Starting in my mid-twenties, I began to read the Bible again. Reading through the lens of Emanuel Swedenborg, I believed I was beginning to understand the book for the first time. After many years of reading the Bible in such a way, I suddenly felt that my life-long thirst for seeking truth about life, and my life in particular, had disappeared. My mind was at peace for the first time and with a degree of understanding about life, the world, and myself. I understood what it meant to be content.
In a way, the entire Bible is written with cryptic codes. There are stories about humans and their relationships with each other and with God. We could learn enough moral and ethical principles from reading these stories. Yet according to Swedenborg, within these stories are embedded a deeper story or meaning that could be read by those who have minds cultivated (or prepared) for them. In Matthew, Jesus teaches his disciples, “The reason I speak to them in parables is that “seeing they do not perceive, and hearing they do not listen, nor do they understand” (13:13).” Jesus is very clear that our physical ability to see, hear, and understand is not equipped with the ability to perceive, listen, and understand the inner truth from God.
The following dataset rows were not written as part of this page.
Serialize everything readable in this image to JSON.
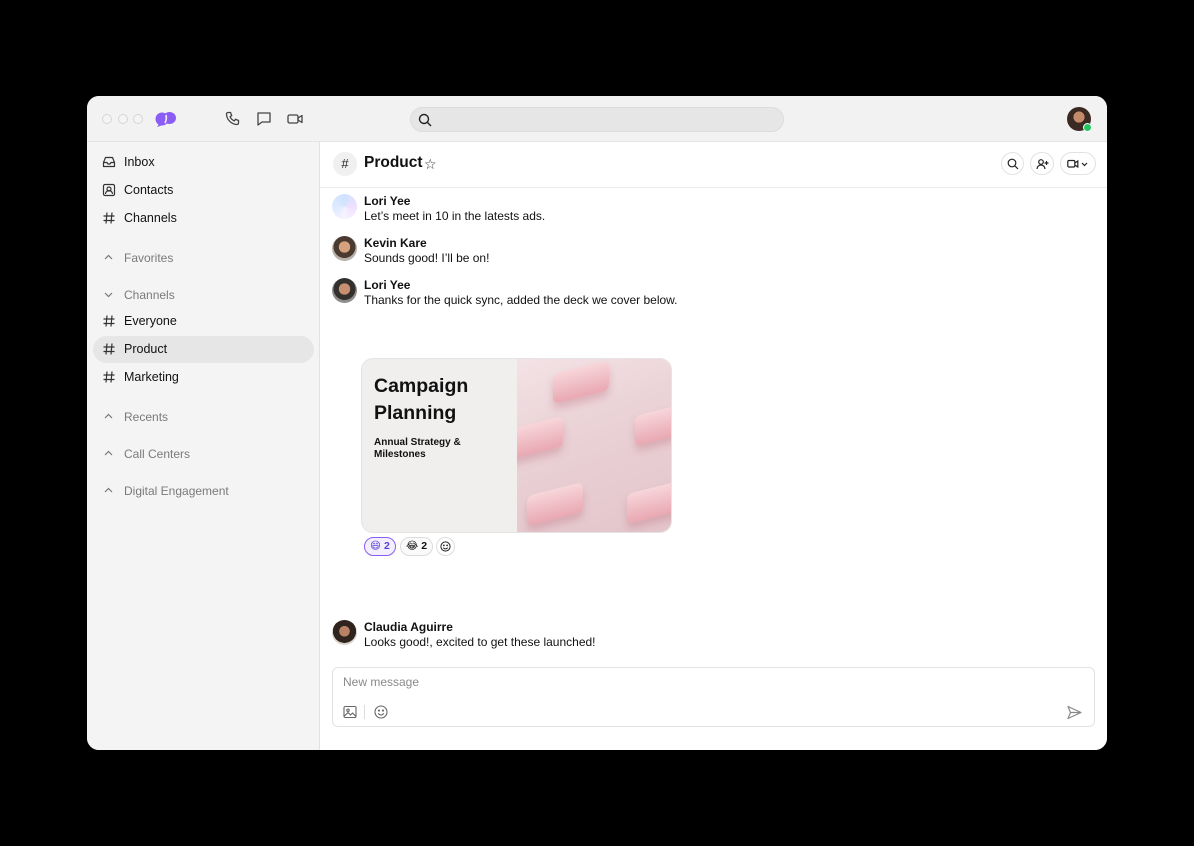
{
  "titlebar": {
    "icons": [
      "phone-icon",
      "chat-bubble-icon",
      "video-camera-icon"
    ],
    "search": {
      "placeholder": "",
      "value": ""
    },
    "status_color": "#22c55e",
    "brand_color": "#8b5cf6"
  },
  "sidebar": {
    "top_items": [
      {
        "label": "Inbox",
        "icon": "inbox-icon"
      },
      {
        "label": "Contacts",
        "icon": "contacts-icon"
      },
      {
        "label": "Channels",
        "icon": "hash-icon"
      }
    ],
    "sections": {
      "favorites": "Favorites",
      "channels": "Channels",
      "recents": "Recents",
      "call_centers": "Call Centers",
      "digital_engagement": "Digital Engagement"
    },
    "channel_items": [
      {
        "label": "Everyone",
        "active": false
      },
      {
        "label": "Product",
        "active": true
      },
      {
        "label": "Marketing",
        "active": false
      }
    ]
  },
  "channel": {
    "hash": "#",
    "title": "Product",
    "star": "☆"
  },
  "messages": [
    {
      "sender": "Lori Yee",
      "text": "Let’s meet in 10 in the latests ads."
    },
    {
      "sender": "Kevin Kare",
      "text": "Sounds good! I’ll be on!"
    },
    {
      "sender": "Lori Yee",
      "text": "Thanks for the quick sync, added the deck we cover below."
    },
    {
      "sender": "Claudia Aguirre",
      "text": "Looks good!, excited to get these launched!"
    }
  ],
  "attachment": {
    "title": "Campaign Planning",
    "subtitle": "Annual Strategy & Milestones"
  },
  "reactions": [
    {
      "emoji": "😄",
      "count": "2",
      "mine": true
    },
    {
      "emoji": "😂",
      "count": "2",
      "mine": false
    }
  ],
  "composer": {
    "placeholder": "New message"
  }
}
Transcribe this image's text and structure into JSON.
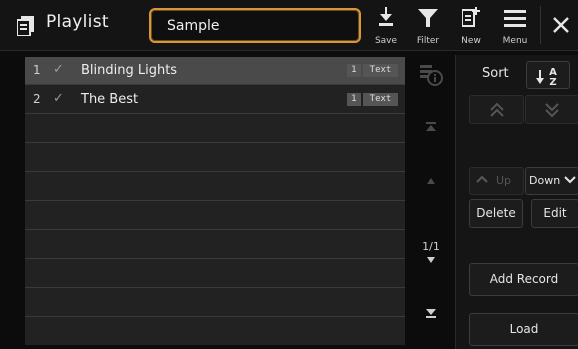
{
  "header": {
    "title": "Playlist",
    "playlist_name": "Sample",
    "buttons": {
      "save": "Save",
      "filter": "Filter",
      "new": "New",
      "menu": "Menu"
    }
  },
  "records": [
    {
      "num": "1",
      "check": "✓",
      "name": "Blinding Lights",
      "count": "1",
      "tag": "Text",
      "selected": true
    },
    {
      "num": "2",
      "check": "✓",
      "name": "The Best",
      "count": "1",
      "tag": "Text",
      "selected": false
    }
  ],
  "scroll": {
    "page_indicator": "1/1",
    "top_icon": "scroll-top-icon",
    "page_up_icon": "page-up-icon",
    "page_down_icon": "page-down-icon",
    "bottom_icon": "scroll-bottom-icon"
  },
  "panel": {
    "sort_label": "Sort",
    "up_label": "Up",
    "down_label": "Down",
    "delete_label": "Delete",
    "edit_label": "Edit",
    "add_record_label": "Add Record",
    "load_label": "Load"
  },
  "colors": {
    "accent": "#d9963b",
    "selected_row": "#4a4a4a",
    "list_bg": "#222222"
  }
}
For this Jesus adds, “What is born of the flesh is flesh, and what is born of the Spirit is spirit.” (John 3:6) The spiritual cultivation taught by Jesus, Buddha, and Lao-zi are amazingly similar in that they all emphasize the importance of cultivating our mind by freeing it from self-centeredness, selfishness, and desires of the physical body. Truth is what illuminates not only these shortcomings, but a path through which we can free ourselves from them.
My brothers and sisters in God, our God created us in the image and likeness of the divine. Let us reflect on the truth that we are all equipped with the ability to learn, understand, and live a truer life in which we live with fulfillment, satisfaction, and peace. Let us accept the truth from God, and thus become truly free beings in whom God dwells.